The U.S. economy is expanding at a 2.7 percent annualized rate in the fourth quarter as data showed weaker business spending as consumer spending rose at a slower pace, the Atlanta Federal Reserve’s GDPNow forecast model showed on Friday.
This was slower than the 2.9 percent pace for fourth-quarter gross domestic product that the Atlanta Fed’s GDP program calculated on December 18.
The nowcast of fourth-quarter real personal consumption expenditures growth decreased from 4.1 percent to 3.7 percent after Friday's personal income and outlays release from the U.S. Bureau of Economic Analysis.
The next GDPNow update is Thursday, January 3.

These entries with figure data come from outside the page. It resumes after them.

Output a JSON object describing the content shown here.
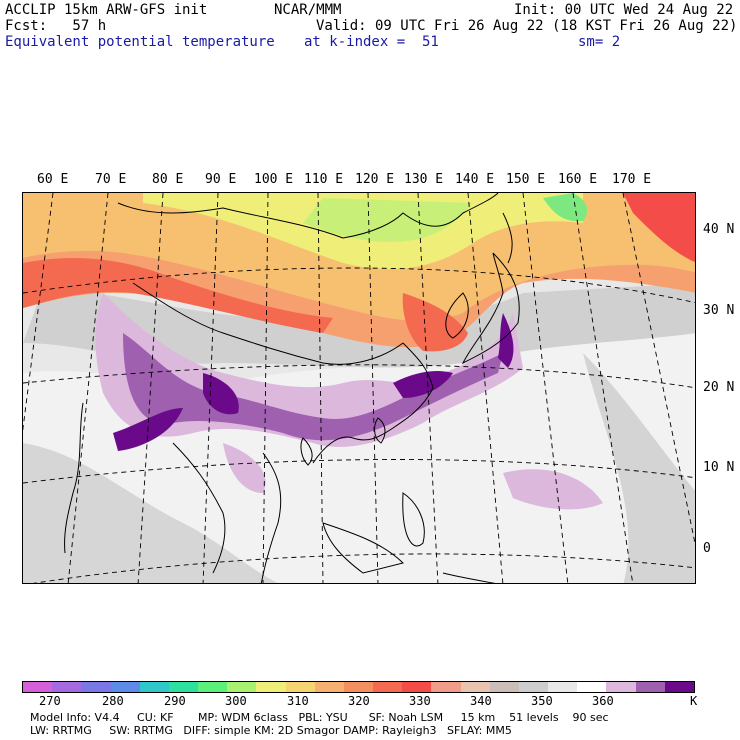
{
  "header": {
    "line1_left": "ACCLIP 15km ARW-GFS init",
    "line1_mid": "NCAR/MMM",
    "line1_right": "Init: 00 UTC Wed 24 Aug 22",
    "line2_left": "Fcst:   57 h",
    "line2_right": "Valid: 09 UTC Fri 26 Aug 22 (18 KST Fri 26 Aug 22)",
    "line3_left": "Equivalent potential temperature",
    "line3_mid": "at k-index =  51",
    "line3_right": "sm= 2"
  },
  "map": {
    "lon_labels": [
      "60 E",
      "70 E",
      "80 E",
      "90 E",
      "100 E",
      "110 E",
      "120 E",
      "130 E",
      "140 E",
      "150 E",
      "160 E",
      "170 E"
    ],
    "lat_labels": [
      "40 N",
      "30 N",
      "20 N",
      "10 N",
      "0"
    ]
  },
  "colorbar": {
    "colors": [
      "#d560d8",
      "#a56ae0",
      "#7a78e6",
      "#5e8ae8",
      "#2fc7c7",
      "#2ee0a0",
      "#5cf07a",
      "#a8f070",
      "#eeee78",
      "#f6d470",
      "#f6b070",
      "#f49060",
      "#f46a50",
      "#f44c48",
      "#f09c88",
      "#e8c4b0",
      "#cbbdb8",
      "#cdcdcd",
      "#e8e8e8",
      "#ffffff",
      "#dcb8dc",
      "#a060b0",
      "#6a0a8a"
    ],
    "tick_labels": [
      "270",
      "280",
      "290",
      "300",
      "310",
      "320",
      "330",
      "340",
      "350",
      "360"
    ],
    "unit": "K"
  },
  "model_info": {
    "line1": "Model Info: V4.4     CU: KF       MP: WDM 6class   PBL: YSU      SF: Noah LSM     15 km    51 levels    90 sec",
    "line2": "LW: RRTMG     SW: RRTMG   DIFF: simple KM: 2D Smagor DAMP: Rayleigh3   SFLAY: MM5"
  }
}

The Atlanta Fed revision came just hours after the government announced that Americans lifted their spending 0.4 percent in November from the previous month, a moderate gain that should sustain steady economic growth.
Personal incomes rose 0.2 percent, down from 0.5 percent in the previous month, the Commerce Department said Friday.

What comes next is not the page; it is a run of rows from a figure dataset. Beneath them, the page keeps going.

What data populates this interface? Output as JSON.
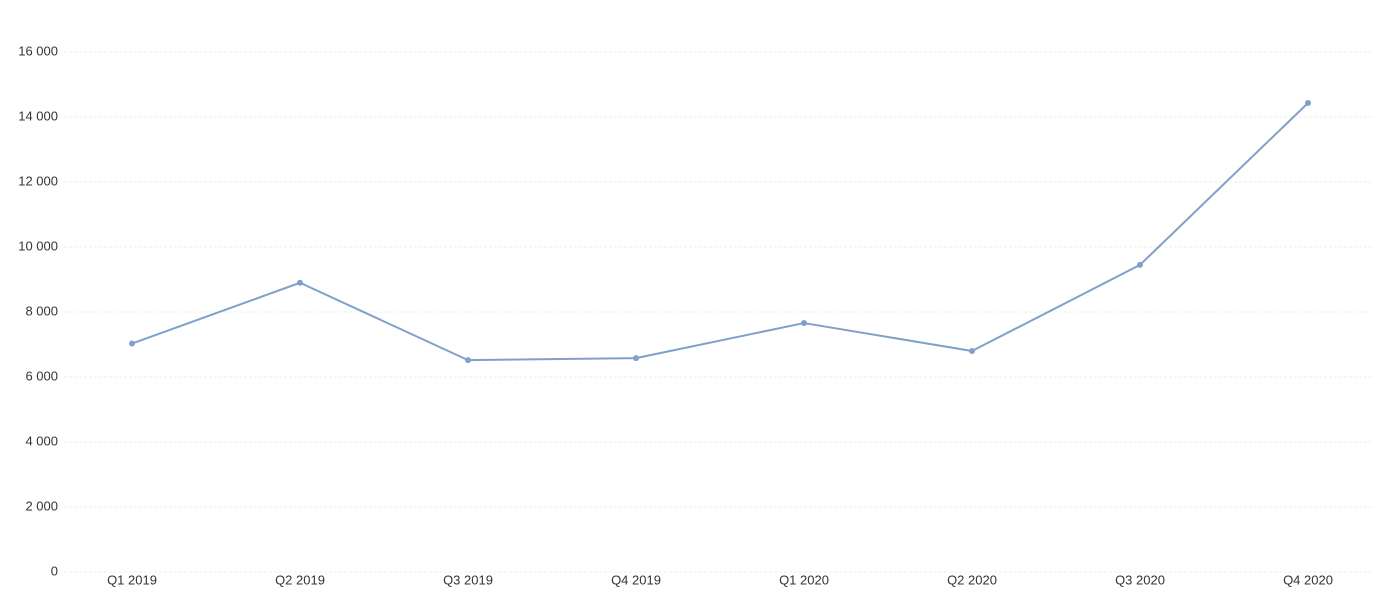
{
  "chart_data": {
    "type": "line",
    "categories": [
      "Q1 2019",
      "Q2 2019",
      "Q3 2019",
      "Q4 2019",
      "Q1 2020",
      "Q2 2020",
      "Q3 2020",
      "Q4 2020"
    ],
    "series": [
      {
        "color": "#7fa1c9",
        "values": [
          7030,
          8900,
          6520,
          6580,
          7660,
          6800,
          9450,
          14430
        ]
      }
    ],
    "ylim": [
      0,
      16000
    ],
    "yticks": [
      0,
      {
        "value": 2000,
        "label": "2 000"
      },
      {
        "value": 4000,
        "label": "4 000"
      },
      {
        "value": 6000,
        "label": "6 000"
      },
      {
        "value": 8000,
        "label": "8 000"
      },
      {
        "value": 10000,
        "label": "10 000"
      },
      {
        "value": 12000,
        "label": "12 000"
      },
      {
        "value": 14000,
        "label": "14 000"
      },
      {
        "value": 16000,
        "label": "16 000"
      }
    ],
    "grid": true
  }
}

Consumer spending jumped by the most in 13 months in October, and November’s solid gain on top of that points to healthy spending in the final three months of the year. Economists closely watch consumer spending because it accounts for about two-thirds of economic activity, the Associated Press reported.
Business spending is showing signs of slowing, leaving more of the burden on consumers to power the economy. A gauge of business investment in large equipment such as machinery and computers fell in November for the third time in four months, according to a separate report Friday.